As China seeks self-sufficiency, ByteDance has plans to design its own chips

As China seeks self-sufficiency, ByteDance has plans to design its own chips. (Photo by GREG BAKER / AFP)

As China seeks self-sufficiency, ByteDance has plans to design its own chips

  • Although building a chip design team remains in a preliminary stage, TikTok’s parent company is exploring application-specific chips to support its services as China pushes to fast-track local semiconductor industry development.
  • ByteDance will reportedly not sell its chips to others in China or abroad.

China has been the world’s largest importer of foreign chips, which the country uses for producing electric vehicles (EVs), smartphones and other consumer electronics. Many of those products are then exported to the rest of the world, including markets where the semiconductors originally came from. The country however has been making numerous attempts in effort to become self-sufficient — a goal that many countries have been aiming for in the wake of the pandemic and frantic global supply chain.

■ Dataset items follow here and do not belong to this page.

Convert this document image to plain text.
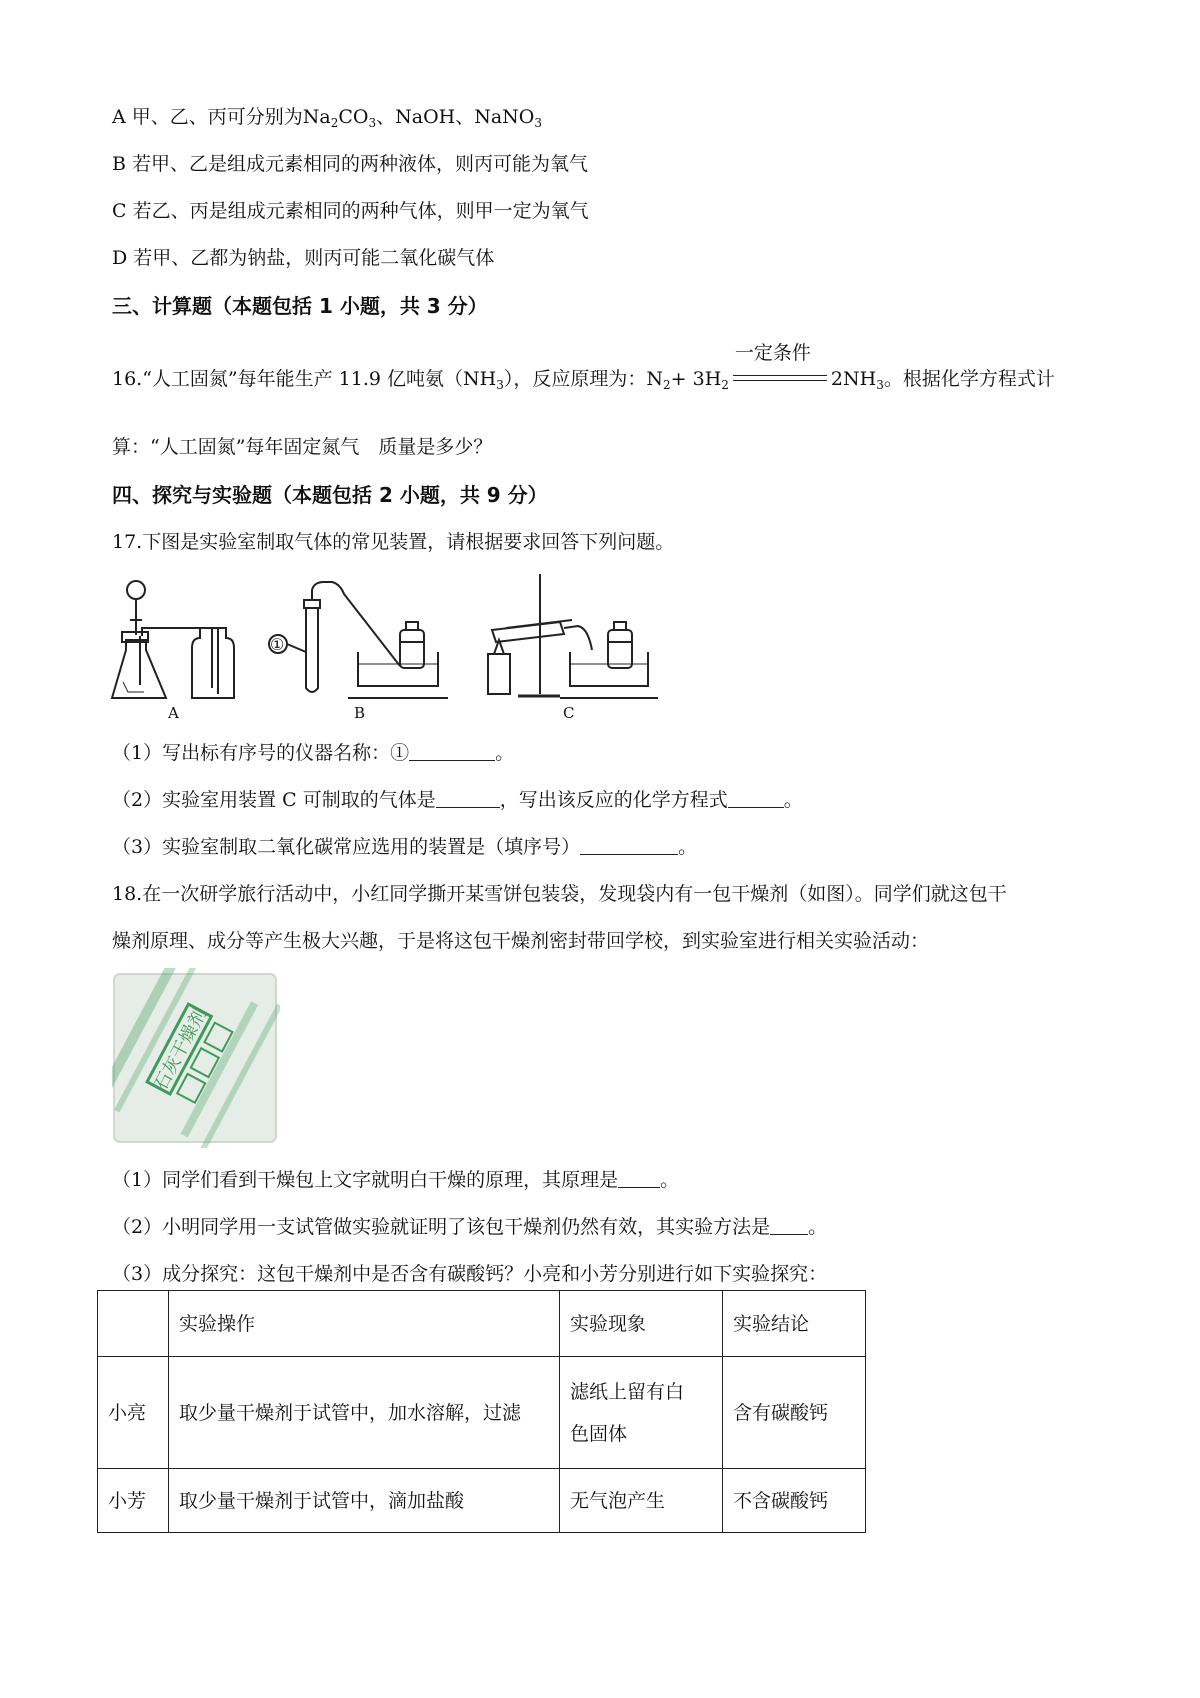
A 甲、乙、丙可分别为$Na_2CO_3$、NaOH、NaNO$_3$
B 若甲、乙是组成元素相同的两种液体，则丙可能为氧气
C 若乙、丙是组成元素相同的两种气体，则甲一定为氧气
D 若甲、乙都为钠盐，则丙可能二氧化碳气体
三、计算题（本题包括 1 小题，共 3 分）
16.“人工固氮”每年能生产 11.9 亿吨氨$(NH_3)$，反应原理为：$N_2+ 3H_2$
一定条件
$2NH_3$。根据化学方程式计
算：“人工固氮”每年固定氮气　质量是多少？
四、探究与实验题（本题包括 2 小题，共 9 分）
17.下图是实验室制取气体的常见装置，请根据要求回答下列问题。
①
A	B	C
（1）写出标有序号的仪器名称：①	。
（2）实验室用装置 C 可制取的气体是	，写出该反应的化学方程式	。
（3）实验室制取二氧化碳常应选用的装置是（填序号）	。
18.在一次研学旅行活动中，小红同学撕开某雪饼包装袋，发现袋内有一包干燥剂（如图）。同学们就这包干
燥剂原理、成分等产生极大兴趣，于是将这包干燥剂密封带回学校，到实验室进行相关实验活动：
石灰干燥剂
（1）同学们看到干燥包上文字就明白干燥的原理，其原理是 。
（2）小明同学用一支试管做实验就证明了该包干燥剂仍然有效，其实验方法是 。
（3）成分探究：这包干燥剂中是否含有碳酸钙？小亮和小芳分别进行如下实验探究：
	实验操作	实验现象	实验结论
小亮	取少量干燥剂于试管中，加水溶解，过滤	滤纸上留有白
色固体	含有碳酸钙
小芳	取少量干燥剂于试管中，滴加盐酸	无气泡产生	不含碳酸钙
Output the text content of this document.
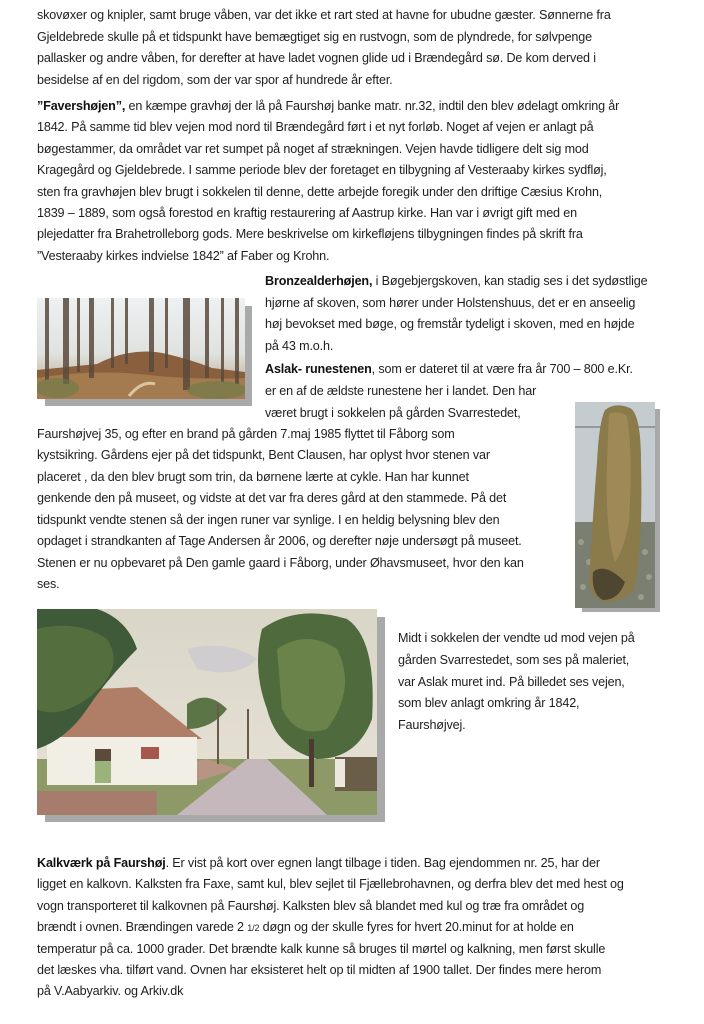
skovøxer og knipler, samt bruge våben, var det ikke et rart sted at havne for ubudne gæster. Sønnerne fra
Gjeldebrede skulle på et tidspunkt have bemægtiget sig en rustvogn, som de plyndrede, for sølvpenge
pallasker og andre våben, for derefter at have ladet vognen glide ud i Brændegård sø. De kom derved i
besidelse af en del rigdom, som der var spor af hundrede år efter.
”Favershøjen”, en kæmpe gravhøj der lå på Faurshøj banke matr. nr.32, indtil den blev ødelagt omkring år
1842. På samme tid blev vejen mod nord til Brændegård ført i et nyt forløb. Noget af vejen er anlagt på
bøgestammer, da området var ret sumpet på noget af strækningen. Vejen havde tidligere delt sig mod
Kragegård og Gjeldebrede. I samme periode blev der foretaget en tilbygning af Vesteraaby kirkes sydfløj,
sten fra gravhøjen blev brugt i sokkelen til denne, dette arbejde foregik under den driftige Cæsius Krohn,
1839 – 1889, som også forestod en kraftig restaurering af Aastrup kirke. Han var i øvrigt gift med en
plejedatter fra Brahetrolleborg gods. Mere beskrivelse om kirkefløjens tilbygningen findes på skrift fra
”Vesteraaby kirkes indvielse 1842” af Faber og Krohn.
Bronzealderhøjen, i Bøgebjergskoven, kan stadig ses i det sydøstlige
hjørne af skoven, som hører under Holstenshuus, det er en anseelig
høj bevokset med bøge, og fremstår tydeligt i skoven, med en højde
på 43 m.o.h.
Aslak- runestenen, som er dateret til at være fra år 700 – 800 e.Kr.
er en af de ældste runestene her i landet. Den har
været brugt i sokkelen på gården Svarrestedet,
Faurshøjvej 35, og efter en brand på gården 7.maj 1985 flyttet til Fåborg som
kystsikring. Gårdens ejer på det tidspunkt, Bent Clausen, har oplyst hvor stenen var
placeret , da den blev brugt som trin, da børnene lærte at cykle. Han har kunnet
genkende den på museet, og vidste at det var fra deres gård at den stammede. På det
tidspunkt vendte stenen så der ingen runer var synlige. I en heldig belysning blev den
opdaget i strandkanten af Tage Andersen år 2006, og derefter nøje undersøgt på museet.
Stenen er nu opbevaret på Den gamle gaard i Fåborg, under Øhavsmuseet, hvor den kan
ses.
Midt i sokkelen der vendte ud mod vejen på
gården Svarrestedet, som ses på maleriet,
var Aslak muret ind. På billedet ses vejen,
som blev anlagt omkring år 1842,
Faurshøjvej.
Kalkværk på Faurshøj. Er vist på kort over egnen langt tilbage i tiden. Bag ejendommen nr. 25, har der
ligget en kalkovn. Kalksten fra Faxe, samt kul, blev sejlet til Fjællebrohavnen, og derfra blev det med hest og
vogn transporteret til kalkovnen på Faurshøj. Kalksten blev så blandet med kul og træ fra området og
brændt i ovnen. Brændingen varede 2 1/2 døgn og der skulle fyres for hvert 20.minut for at holde en
temperatur på ca. 1000 grader. Det brændte kalk kunne så bruges til mørtel og kalkning, men først skulle
det læskes vha. tilført vand. Ovnen har eksisteret helt op til midten af 1900 tallet. Der findes mere herom
på V.Aabyarkiv. og Arkiv.dk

China has even announced plans to invest US$1.4 trillion between 2020 and 2025 on advanced technologies including semiconductors. So far, its vigorous push towards technological self-sufficiency has led to the imports of integrated circuits (ICs) shrinking 9.6% in volume in the first quarter this year from a year ago when volume stood at 33.6%.

The good news is that an increasing list of tech companies in China are pouring resources into the local semiconductor development, as they align with Beijing’s aim to reduce reliance on foreign technologies. Among the country’s biggest tech giants that have joined the race, includes Tencent Holdings, Alibaba Group Holding, and the most recent being ByteDance.

The TikTok owner has actually been looking to fill dozens of new semiconductor jobs listed on its website — the most apparent move signaling that ByteDance is looking to build an in-house chip design unit. Just recently, the Beijing-based social media giant, and China’s most valuable unicorn, confirmed in a statement that it is hiring semiconductor talent, while noting that the building of a chip team remains in a preliminary stage. 

A person familiar with the matter in fact told CNBC that ByteDance is exploring the possibility of designing application-specific chips for its own use to support the increasing computing needs of its services. The company apparently will not manufacture chips for external parties. The spokesperson even highlighted that ByteDance has been struggling to secure suppliers that can meet its requirements.

ByteDance’s job board on its website currently shows 31 related listings, spanning positions that cover the entire chip design cycle. These include intellectual property (IP) core design, testing, and system-on-a-chip (SoC) tapeout, an important process for discovering deficiencies before mass production.

One particular listing mentioned the search for a “back-end chip design engineer” that requires candidates to have experience in advanced chip-making for the 12-nanometre and 7nm processes. Other listings require experience with electronic design automation (EDA) tools and Arm-based digital IP core design.

To date, China’s dependence on foreign technology has unfortunately remained high, considering a majority of advanced chip design tools are mainly developed by US firms. To top it off, China is unable to mass produce chips using the most advanced node processes smaller than 10nm. Local tech giants in China especially have been vary in their attempt to design chips entirely since they don’t really have all the IP and knowledge base, experts generally reckon.

Yet, despite the lack of background in semiconductors, companies from search giant Baidu to e-commerce and cloud titan Alibaba have released their own self-designed chips in the past few years. Interestingly, Baidu has recently completed a round of financing for its Kunlun AI chip unit, which values the unit at around US$2 billion, Reuters reported on Monday.

To recall, Alibaba also unveiled an AI chip for its cloud computing products in late 2019. Nevertheless, China, as the world’s largest purchaser of semiconductors, still has a lot of catching up to do with the United States, Japan, South Korea and Taiwan when it comes to its ability to produce chips domestically.